Ultra-Powerful Opioid Approved by FDA

  • Ultra-Powerful Opioid Approved by FDA

Ultra-Powerful Opioid Approved by FDA

Also, Dr. Palmer argues that risk for abuse is low because it must be administered-again, by a health care professional in a controlled medical center setting-under the tongue. Leiman was a researcher on an AcelRx study of Dsuvia in post-surgical patients.

"We won't sidestep what I believe is the real underlying source of discontent among the critics of this approval - the question of whether or not America needs another powerful opioid while in the throes of a massive crisis of addiction", Gottlieb said in his written statement. According to Gottlieb, "This opioid formulation, along with Dsuvia's unique delivery device, was a priority medical product for the Pentagon because it fills a specific and important, but limited, unmet medical need in treating our nation's soldiers on the battlefield".

Another criticism to be voiced is that Dsuvia is unnecessary: a drug that will not really add any benefit to an already saturated-and very unstable-opioid market. The drug itself is only allowed for use in health-care settings and perhaps the battlefield and is not available to be sold separately at retail pharmacies. The group noted that Dsuvia is five to 10 times more powerful than fentanyl and 1,000 times more potent than morphine. "We are committed to the safe and effective administration of Dsuvia through diligent adherence to our FDA-approved Risk Evaluation and Mitigation Strategies program".

More: The opioid crisis hits home.

Leading the dissent was Raeford Brown, the chairman of an FDA advisory committee that reviewed AcelRx Pharmaceuticals' Dsuvia last month and ultimately recommended its approval in a 10-3 vote. It's intended for short-term use only, and should not be used for more than 72 hours.

The United States continues to struggle with the opioid abuse epidemic.

"The agency is taking new steps to more actively confront this crisis, while also paying careful attention to the needs of patients and physicians managing pain", he said. The Defense Department paid for R&D activities for Dsuvia through a 2015 contract in search for a replacement to using morphine injections, according to AcelRx's Securities and Exchange Commission filings.

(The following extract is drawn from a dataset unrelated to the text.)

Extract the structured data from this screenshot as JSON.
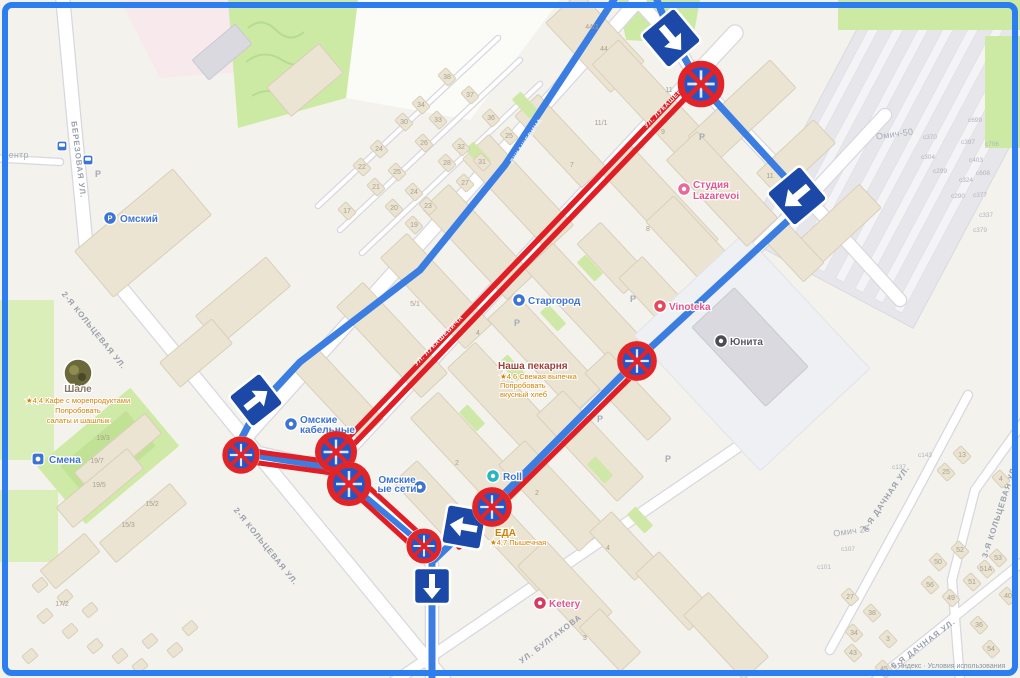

As for Dsuvia, even after approval, "the FDA will continue to carefully monitor the implementation of the [regulatory safeguards] associated with Dsuvia and compliance with its requirements, and we'll work to quickly make regulatory adjustments if problems arise", Gottlieb said.

FDA Commissioner Scott Gottlieb, M.D., released a lengthy statement regarding the drug's approval, reading, in part: "the drug is delivered in a stable form that makes it ideally suited for certain special circumstances where patients may not be able to swallow oral medication, and where access to intravenous pain relief is not possible".

There's more on pain control at the American Society of Anesthesiologists.